Duas dissertações do Programa de Pós-Graduação em Letras: Estudos da Linguagem (Posletras) da UFOP foram reconhecidas em uma recente premiação interna, organizada pelo próprio colegiado do curso, com foco em pesquisas defendidas entre 2021 e 2024. O trabalho de Monick Pereira de Araújo dos Santos, orientado pelo professor Bernardo Nascimento Amorim, conquistou o prêmio principal e o de Ana Luiza Barreto Lisboa, orientado pela professora Soelis Prado, recebeu menção honrosa.
Intitulada "Um sujeito guenzo: a composição da voz poética a partir da memória da infância, em A escola das facas, de João Cabral de Melo Neto", a pesquisa de Monick analisa como o poeta reelabora experiências da infância em sua obra, especialmente na fase considerada mais memorialística e subjetiva de sua produção. Segundo a autora, a investigação evidencia que a linguagem cabralina se transforma justamente quando essa voz poética infantil, o chamado "sujeito guenzo", emerge de forma mais intensa, projetando ecos da biografia do autor em sua escrita.

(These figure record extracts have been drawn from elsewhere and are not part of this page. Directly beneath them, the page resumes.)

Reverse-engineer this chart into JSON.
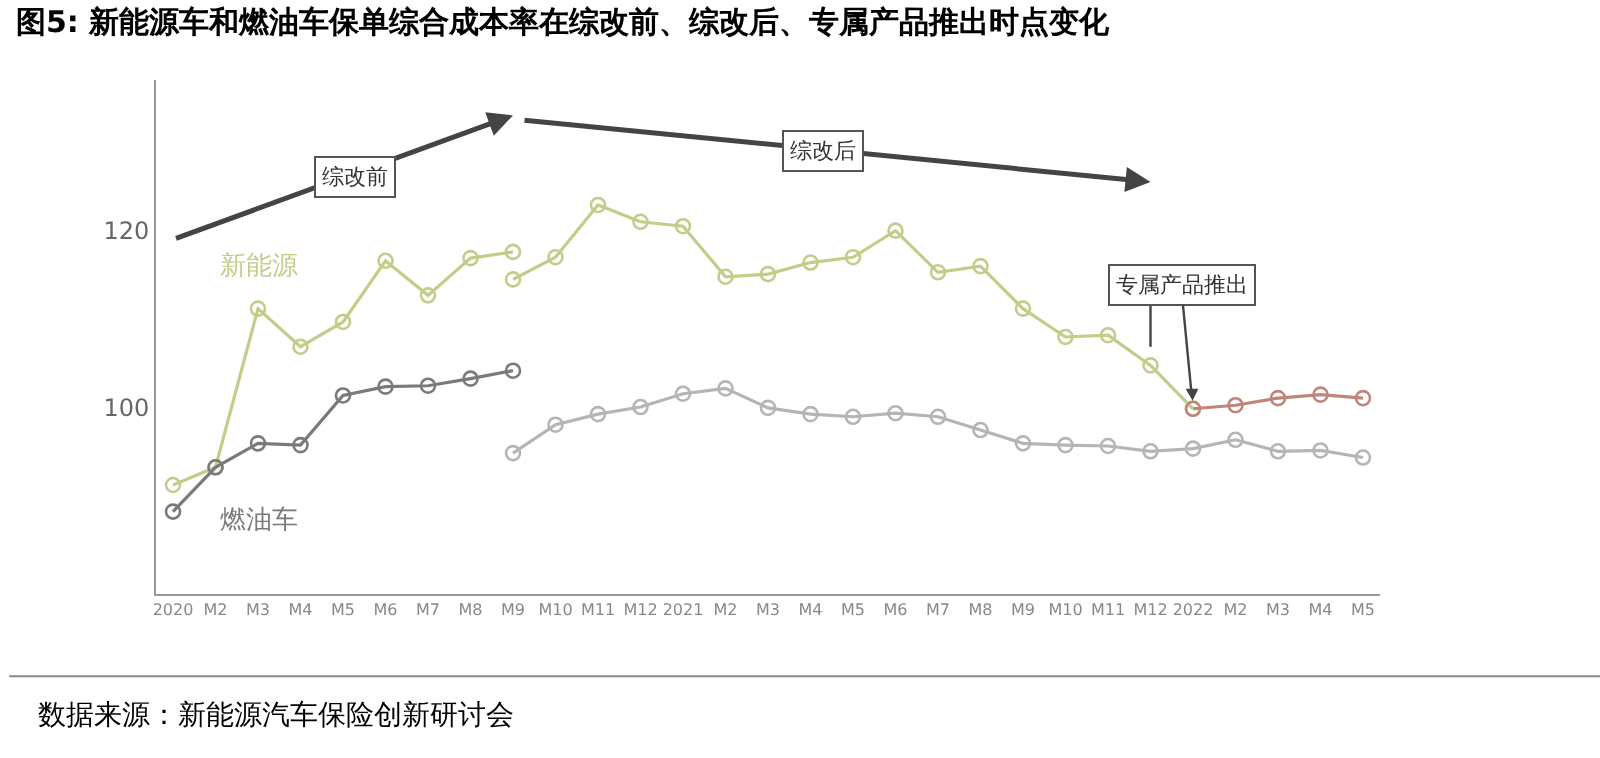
{
  "chart_data": {
    "type": "line",
    "title": "图5: 新能源车和燃油车保单综合成本率在综改前、综改后、专属产品推出时点变化",
    "categories": [
      "2020",
      "M2",
      "M3",
      "M4",
      "M5",
      "M6",
      "M7",
      "M8",
      "M9",
      "M10",
      "M11",
      "M12",
      "2021",
      "M2",
      "M3",
      "M4",
      "M5",
      "M6",
      "M7",
      "M8",
      "M9",
      "M10",
      "M11",
      "M12",
      "2022",
      "M2",
      "M3",
      "M4",
      "M5"
    ],
    "series": [
      {
        "name": "新能源",
        "color": "#c5cc8a",
        "values": [
          91.3,
          93.3,
          111.2,
          106.9,
          109.7,
          116.6,
          112.7,
          116.9,
          117.6,
          null,
          null,
          null,
          null,
          null,
          null,
          null,
          null,
          null,
          null,
          null,
          null,
          null,
          null,
          null,
          null,
          null,
          null,
          null,
          null
        ]
      },
      {
        "color": "#c5cc8a",
        "values": [
          null,
          null,
          null,
          null,
          null,
          null,
          null,
          null,
          114.5,
          117.0,
          122.9,
          121.0,
          120.5,
          114.8,
          115.1,
          116.4,
          117.0,
          120.0,
          115.3,
          116.0,
          111.2,
          108.0,
          108.2,
          104.8,
          99.9,
          null,
          null,
          null,
          null
        ]
      },
      {
        "color": "#c0857a",
        "values": [
          null,
          null,
          null,
          null,
          null,
          null,
          null,
          null,
          null,
          null,
          null,
          null,
          null,
          null,
          null,
          null,
          null,
          null,
          null,
          null,
          null,
          null,
          null,
          null,
          99.9,
          100.3,
          101.1,
          101.5,
          101.1
        ]
      },
      {
        "name": "燃油车",
        "color": "#7a7a7a",
        "values": [
          88.3,
          93.3,
          96.0,
          95.8,
          101.4,
          102.4,
          102.5,
          103.3,
          104.2,
          null,
          null,
          null,
          null,
          null,
          null,
          null,
          null,
          null,
          null,
          null,
          null,
          null,
          null,
          null,
          null,
          null,
          null,
          null,
          null
        ]
      },
      {
        "color": "#b5b5b5",
        "values": [
          null,
          null,
          null,
          null,
          null,
          null,
          null,
          null,
          94.9,
          98.1,
          99.3,
          100.1,
          101.6,
          102.2,
          100.0,
          99.3,
          99.0,
          99.4,
          99.0,
          97.5,
          96.0,
          95.8,
          95.7,
          95.1,
          95.4,
          96.4,
          95.1,
          95.2,
          94.4
        ]
      }
    ],
    "ylim": [
      79,
      137
    ],
    "yticks": [
      100,
      120
    ],
    "grid": false,
    "legend": false,
    "marker": "circle",
    "line_style": "solid",
    "annotations": [
      "综改前",
      "综改后",
      {
        "text": "专属产品推出",
        "x": "2022",
        "y": 99.9
      },
      "数据来源：新能源汽车保险创新研讨会"
    ]
  }
}
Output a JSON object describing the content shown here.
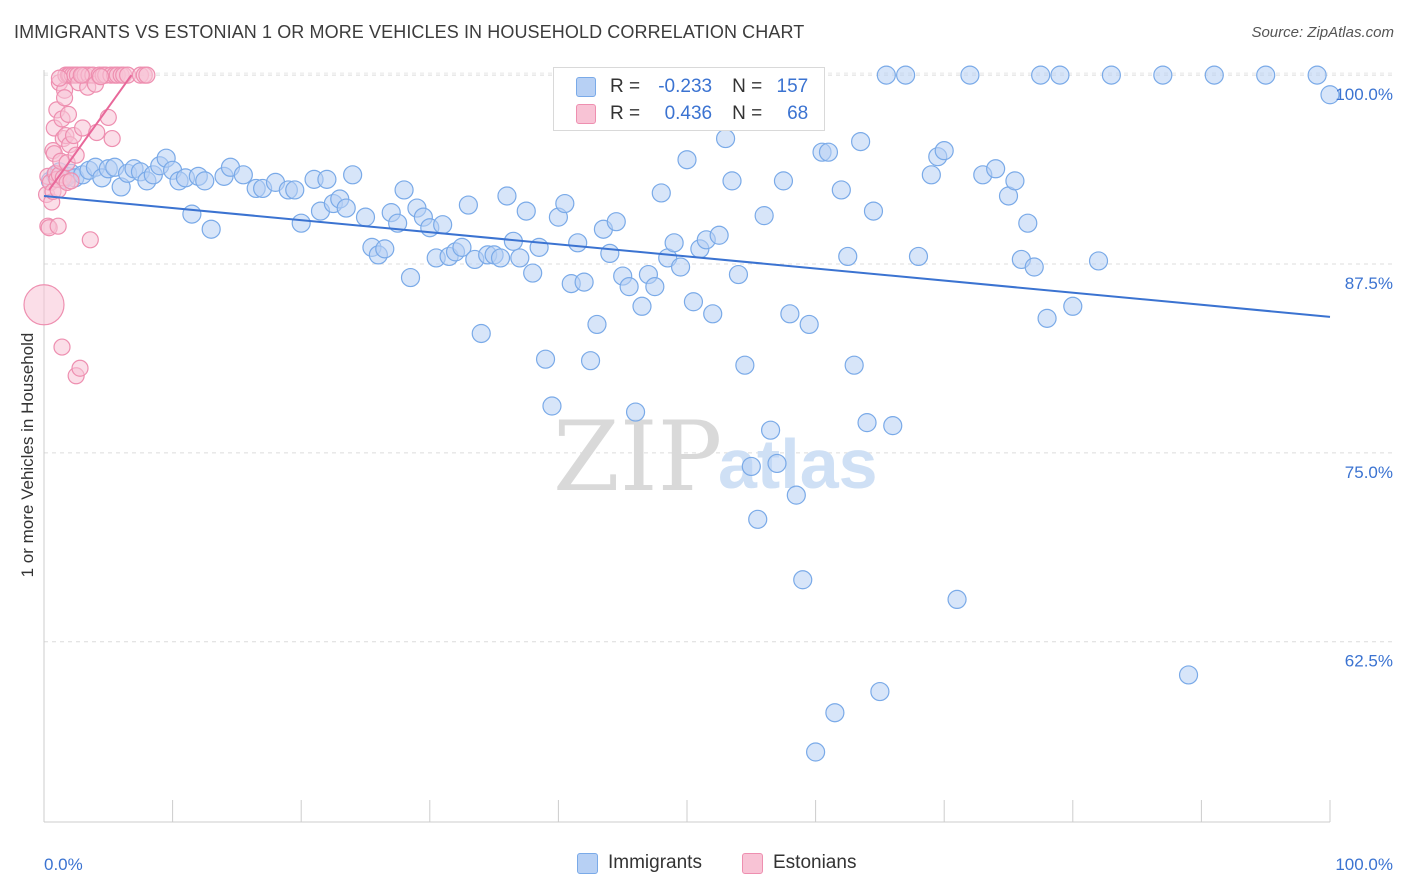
{
  "header": {
    "title": "IMMIGRANTS VS ESTONIAN 1 OR MORE VEHICLES IN HOUSEHOLD CORRELATION CHART",
    "source": "Source: ZipAtlas.com"
  },
  "watermark": {
    "zip": "ZIP",
    "atlas": "atlas"
  },
  "legend": {
    "rows": [
      {
        "r_label": "R =",
        "r_value": "-0.233",
        "n_label": "N =",
        "n_value": "157",
        "color": "#7aaae8",
        "fill": "#b7d0f4"
      },
      {
        "r_label": "R =",
        "r_value": "0.436",
        "n_label": "N =",
        "n_value": "68",
        "color": "#ee8fb0",
        "fill": "#f8c3d5"
      }
    ]
  },
  "bottom_legend": [
    {
      "label": "Immigrants",
      "color": "#7aaae8",
      "fill": "#b7d0f4"
    },
    {
      "label": "Estonians",
      "color": "#ee8fb0",
      "fill": "#f8c3d5"
    }
  ],
  "chart_data": {
    "type": "scatter",
    "title": "IMMIGRANTS VS ESTONIAN 1 OR MORE VEHICLES IN HOUSEHOLD CORRELATION CHART",
    "xlabel": "",
    "ylabel": "1 or more Vehicles in Household",
    "x_tick_labels": [
      "0.0%",
      "100.0%"
    ],
    "y_tick_labels": [
      "100.0%",
      "87.5%",
      "75.0%",
      "62.5%"
    ],
    "y_ticks": [
      100,
      87.5,
      75,
      62.5
    ],
    "xlim": [
      0,
      100
    ],
    "ylim": [
      50.7,
      101
    ],
    "grid": true,
    "legend_placement": "bottom",
    "series": [
      {
        "name": "Immigrants",
        "color": "#3b73d1",
        "point_color": "#7aaae8",
        "point_fill": "#b7d0f4",
        "trend": {
          "x": [
            0,
            100
          ],
          "y": [
            92.0,
            84.0
          ]
        },
        "points": [
          [
            0.5,
            93.0
          ],
          [
            0.9,
            93.4
          ],
          [
            1.2,
            93.6
          ],
          [
            1.5,
            93.1
          ],
          [
            1.8,
            93.3
          ],
          [
            2.1,
            93.5
          ],
          [
            2.4,
            93.2
          ],
          [
            3.0,
            93.4
          ],
          [
            3.5,
            93.7
          ],
          [
            4.0,
            93.9
          ],
          [
            4.5,
            93.2
          ],
          [
            5.0,
            93.8
          ],
          [
            5.5,
            93.9
          ],
          [
            6.0,
            92.6
          ],
          [
            6.5,
            93.5
          ],
          [
            7.0,
            93.8
          ],
          [
            7.5,
            93.6
          ],
          [
            8.0,
            93.0
          ],
          [
            8.5,
            93.4
          ],
          [
            9.0,
            94.0
          ],
          [
            9.5,
            94.5
          ],
          [
            10.0,
            93.7
          ],
          [
            10.5,
            93.0
          ],
          [
            11.0,
            93.2
          ],
          [
            11.5,
            90.8
          ],
          [
            12.0,
            93.3
          ],
          [
            12.5,
            93.0
          ],
          [
            13.0,
            89.8
          ],
          [
            14.0,
            93.3
          ],
          [
            14.5,
            93.9
          ],
          [
            15.5,
            93.4
          ],
          [
            16.5,
            92.5
          ],
          [
            17.0,
            92.5
          ],
          [
            18.0,
            92.9
          ],
          [
            19.0,
            92.4
          ],
          [
            19.5,
            92.4
          ],
          [
            20.0,
            90.2
          ],
          [
            21.0,
            93.1
          ],
          [
            21.5,
            91.0
          ],
          [
            22.0,
            93.1
          ],
          [
            22.5,
            91.5
          ],
          [
            23.0,
            91.8
          ],
          [
            23.5,
            91.2
          ],
          [
            24.0,
            93.4
          ],
          [
            25.0,
            90.6
          ],
          [
            25.5,
            88.6
          ],
          [
            26.0,
            88.1
          ],
          [
            26.5,
            88.5
          ],
          [
            27.0,
            90.9
          ],
          [
            27.5,
            90.2
          ],
          [
            28.0,
            92.4
          ],
          [
            28.5,
            86.6
          ],
          [
            29.0,
            91.2
          ],
          [
            29.5,
            90.6
          ],
          [
            30.0,
            89.9
          ],
          [
            30.5,
            87.9
          ],
          [
            31.0,
            90.1
          ],
          [
            31.5,
            88.0
          ],
          [
            32.0,
            88.3
          ],
          [
            32.5,
            88.6
          ],
          [
            33.0,
            91.4
          ],
          [
            33.5,
            87.8
          ],
          [
            34.0,
            82.9
          ],
          [
            34.5,
            88.1
          ],
          [
            35.0,
            88.1
          ],
          [
            35.5,
            87.9
          ],
          [
            36.0,
            92.0
          ],
          [
            36.5,
            89.0
          ],
          [
            37.0,
            87.9
          ],
          [
            37.5,
            91.0
          ],
          [
            38.0,
            86.9
          ],
          [
            38.5,
            88.6
          ],
          [
            39.0,
            81.2
          ],
          [
            39.5,
            78.1
          ],
          [
            40.0,
            90.6
          ],
          [
            40.5,
            91.5
          ],
          [
            41.0,
            86.2
          ],
          [
            41.5,
            88.9
          ],
          [
            42.0,
            86.3
          ],
          [
            42.5,
            81.1
          ],
          [
            43.0,
            83.5
          ],
          [
            43.5,
            89.8
          ],
          [
            44.0,
            88.2
          ],
          [
            44.5,
            90.3
          ],
          [
            45.0,
            86.7
          ],
          [
            45.5,
            86.0
          ],
          [
            46.0,
            77.7
          ],
          [
            46.5,
            84.7
          ],
          [
            47.0,
            86.8
          ],
          [
            47.5,
            86.0
          ],
          [
            48.0,
            92.2
          ],
          [
            48.5,
            87.9
          ],
          [
            49.0,
            88.9
          ],
          [
            49.5,
            87.3
          ],
          [
            50.0,
            94.4
          ],
          [
            50.5,
            85.0
          ],
          [
            51.0,
            88.5
          ],
          [
            51.5,
            89.1
          ],
          [
            52.0,
            84.2
          ],
          [
            52.5,
            89.4
          ],
          [
            53.0,
            95.8
          ],
          [
            53.5,
            93.0
          ],
          [
            54.0,
            86.8
          ],
          [
            54.5,
            80.8
          ],
          [
            55.0,
            74.1
          ],
          [
            55.5,
            70.6
          ],
          [
            56.0,
            90.7
          ],
          [
            56.5,
            76.5
          ],
          [
            57.0,
            74.3
          ],
          [
            57.5,
            93.0
          ],
          [
            58.0,
            84.2
          ],
          [
            58.5,
            72.2
          ],
          [
            59.0,
            66.6
          ],
          [
            59.5,
            83.5
          ],
          [
            60.0,
            55.2
          ],
          [
            60.5,
            94.9
          ],
          [
            61.0,
            94.9
          ],
          [
            61.5,
            57.8
          ],
          [
            62.0,
            92.4
          ],
          [
            62.5,
            88.0
          ],
          [
            63.0,
            80.8
          ],
          [
            63.5,
            95.6
          ],
          [
            64.0,
            77.0
          ],
          [
            64.5,
            91.0
          ],
          [
            65.0,
            59.2
          ],
          [
            65.5,
            100.0
          ],
          [
            66.0,
            76.8
          ],
          [
            67.0,
            100.0
          ],
          [
            68.0,
            88.0
          ],
          [
            69.0,
            93.4
          ],
          [
            69.5,
            94.6
          ],
          [
            70.0,
            95.0
          ],
          [
            71.0,
            65.3
          ],
          [
            72.0,
            100.0
          ],
          [
            73.0,
            93.4
          ],
          [
            74.0,
            93.8
          ],
          [
            75.0,
            92.0
          ],
          [
            75.5,
            93.0
          ],
          [
            76.0,
            87.8
          ],
          [
            76.5,
            90.2
          ],
          [
            77.0,
            87.3
          ],
          [
            77.5,
            100.0
          ],
          [
            78.0,
            83.9
          ],
          [
            79.0,
            100.0
          ],
          [
            80.0,
            84.7
          ],
          [
            82.0,
            87.7
          ],
          [
            83.0,
            100.0
          ],
          [
            87.0,
            100.0
          ],
          [
            89.0,
            60.3
          ],
          [
            91.0,
            100.0
          ],
          [
            95.0,
            100.0
          ],
          [
            99.0,
            100.0
          ],
          [
            100.0,
            98.7
          ]
        ]
      },
      {
        "name": "Estonians",
        "color": "#e8689a",
        "point_color": "#ee8fb0",
        "point_fill": "#f8c3d5",
        "trend": {
          "x": [
            0.4,
            6.8
          ],
          "y": [
            92.4,
            100.0
          ]
        },
        "points": [
          [
            0.2,
            92.1
          ],
          [
            0.3,
            93.3
          ],
          [
            0.3,
            90.0
          ],
          [
            0.4,
            89.9
          ],
          [
            0.5,
            92.9
          ],
          [
            0.6,
            91.6
          ],
          [
            0.7,
            92.3
          ],
          [
            0.7,
            95.0
          ],
          [
            0.8,
            96.5
          ],
          [
            0.8,
            94.8
          ],
          [
            0.9,
            93.5
          ],
          [
            1.0,
            97.7
          ],
          [
            1.0,
            93.1
          ],
          [
            1.1,
            92.4
          ],
          [
            1.1,
            90.0
          ],
          [
            1.2,
            99.5
          ],
          [
            1.2,
            93.4
          ],
          [
            1.3,
            94.3
          ],
          [
            1.4,
            97.1
          ],
          [
            1.4,
            82.0
          ],
          [
            1.5,
            95.8
          ],
          [
            1.5,
            93.2
          ],
          [
            1.6,
            99.0
          ],
          [
            1.6,
            98.5
          ],
          [
            1.7,
            100.0
          ],
          [
            1.7,
            96.0
          ],
          [
            1.8,
            94.2
          ],
          [
            1.8,
            92.9
          ],
          [
            1.9,
            100.0
          ],
          [
            1.9,
            97.4
          ],
          [
            2.0,
            100.0
          ],
          [
            2.0,
            95.4
          ],
          [
            2.1,
            93.0
          ],
          [
            2.2,
            100.0
          ],
          [
            2.3,
            96.0
          ],
          [
            2.4,
            100.0
          ],
          [
            2.5,
            94.7
          ],
          [
            2.5,
            80.1
          ],
          [
            2.6,
            100.0
          ],
          [
            2.7,
            99.5
          ],
          [
            2.8,
            80.6
          ],
          [
            3.0,
            96.5
          ],
          [
            3.0,
            100.0
          ],
          [
            3.2,
            100.0
          ],
          [
            3.4,
            99.2
          ],
          [
            3.5,
            100.0
          ],
          [
            3.6,
            89.1
          ],
          [
            3.8,
            100.0
          ],
          [
            4.0,
            99.4
          ],
          [
            4.1,
            96.2
          ],
          [
            4.3,
            100.0
          ],
          [
            4.6,
            100.0
          ],
          [
            4.8,
            100.0
          ],
          [
            5.0,
            97.2
          ],
          [
            5.2,
            100.0
          ],
          [
            5.3,
            95.8
          ],
          [
            5.5,
            100.0
          ],
          [
            5.7,
            100.0
          ],
          [
            6.0,
            100.0
          ],
          [
            6.2,
            100.0
          ],
          [
            6.5,
            100.0
          ],
          [
            7.5,
            100.0
          ],
          [
            7.8,
            100.0
          ],
          [
            8.0,
            100.0
          ],
          [
            1.2,
            99.8
          ],
          [
            2.9,
            100.0
          ],
          [
            4.4,
            99.9
          ],
          [
            0.0,
            84.8
          ]
        ]
      }
    ]
  }
}
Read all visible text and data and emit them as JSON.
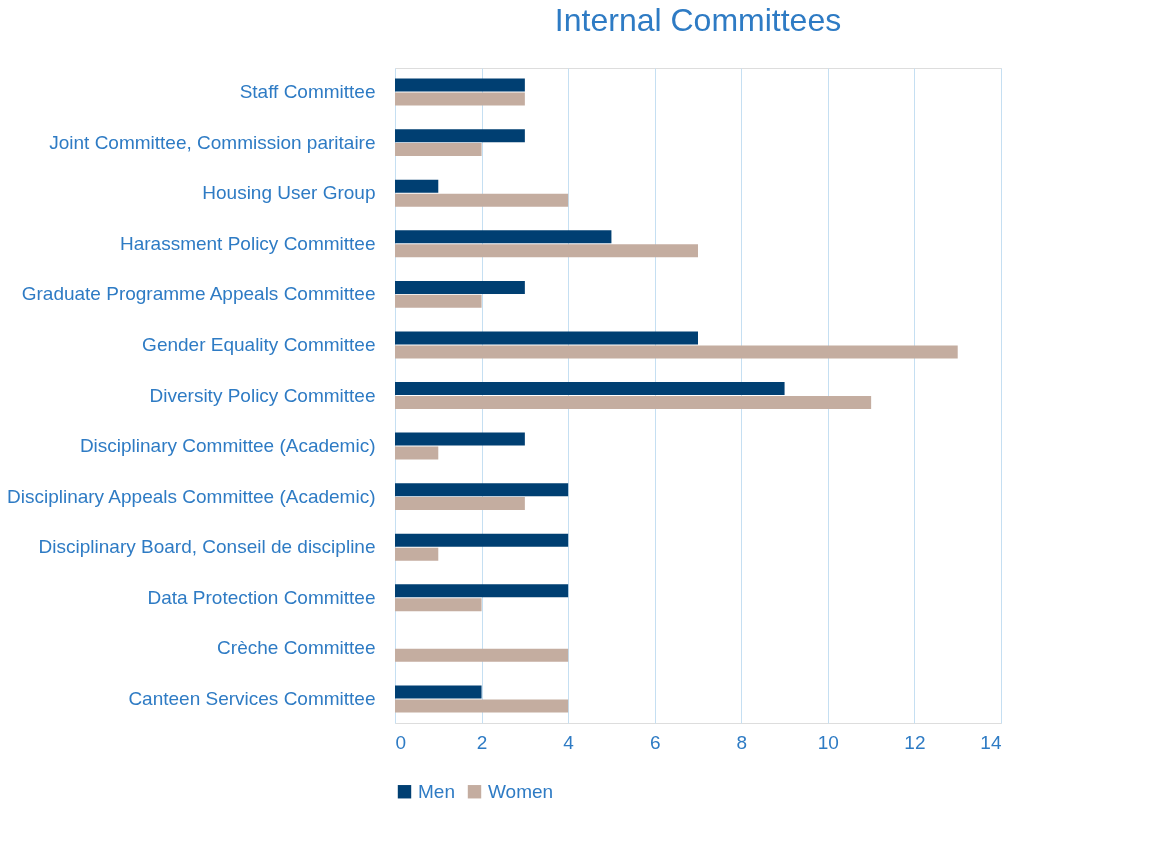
{
  "chart_data": {
    "type": "bar",
    "orientation": "horizontal",
    "title": "Internal Committees",
    "categories": [
      "Staff Committee",
      "Joint Committee, Commission paritaire",
      "Housing User Group",
      "Harassment Policy Committee",
      "Graduate Programme Appeals Committee",
      "Gender Equality Committee",
      "Diversity Policy Committee",
      "Disciplinary Committee (Academic)",
      "Disciplinary Appeals Committee (Academic)",
      "Disciplinary Board, Conseil de discipline",
      "Data Protection Committee",
      "Crèche Committee",
      "Canteen Services Committee"
    ],
    "series": [
      {
        "name": "Men",
        "color": "#003f72",
        "values": [
          3,
          3,
          1,
          5,
          3,
          7,
          9,
          3,
          4,
          4,
          4,
          0,
          2
        ]
      },
      {
        "name": "Women",
        "color": "#c4ada0",
        "values": [
          3,
          2,
          4,
          7,
          2,
          13,
          11,
          1,
          3,
          1,
          2,
          4,
          4
        ]
      }
    ],
    "xlim": [
      0,
      14
    ],
    "xticks": [
      0,
      2,
      4,
      6,
      8,
      10,
      12,
      14
    ],
    "grid": "x",
    "legend": "bottom"
  }
}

Ainda de acordo com a pesquisadora, o intuito desse estudo não foi interpretar o sujeito lírico como uma voz fidedigna do empírico, porém fez-se necessário produzir assimilações entre o poeta e sua composição, relacionando-a com sua biografia, mas sob a perspectiva de uma composição de transformação.
Já a dissertação de Ana Luiza propõe uma reflexão sobre a preservação da memória por meio do léxico, ao analisar expressões populares coletadas junto a guias turísticos de Ouro Preto. No trabalho, foram identificados 17 fraseologismos (nome técnico dado aos ditados populares), muitos deles associados a episódios históricos da cidade, como o famoso "conto do vigário", cuja origem estaria ligada à rivalidade entre as paróquias do Pilar e da Conceição.
A ideia da pesquisa nasceu a partir de uma experiência pessoal da orientadora, que, ao ouvir um guia turístico narrar ditados locais, sugeriu o tema à aluna. Soelis explica que, por já ser de Ouro Preto, a orientanda abraçou imediatamente a proposta e construiu a dissertação a partir dessa relação viva com a cidade e com a linguagem de seu povo.
Para Ana Luiza, o reconhecimento ultrapassa o âmbito individual. "A menção honrosa vai para o povo ouro-pretano, não só para mim. Eu me considero apenas uma mediadora. O que eu pude escrever e publicar foi sobre a riqueza que já existe aqui. Esse reconhecimento é uma forma de sustentar a ideia de que a nossa linguagem tem muita relevância cultural e identitária e merece mais estudos", enfatiza.
Além de valorizar a oralidade dos guias de turismo, profissão marcada pela transmissão de saberes entre gerações, Ana Luiza ressalta também a importância de considerar a língua como patrimônio imaterial da cidade. Na visão da autora, "Ouro Preto é reconhecida mundialmente por seu patrimônio material, mas também precisa ser reconhecida pelo povo que aqui mora e pelas histórias que circulam em sua linguagem".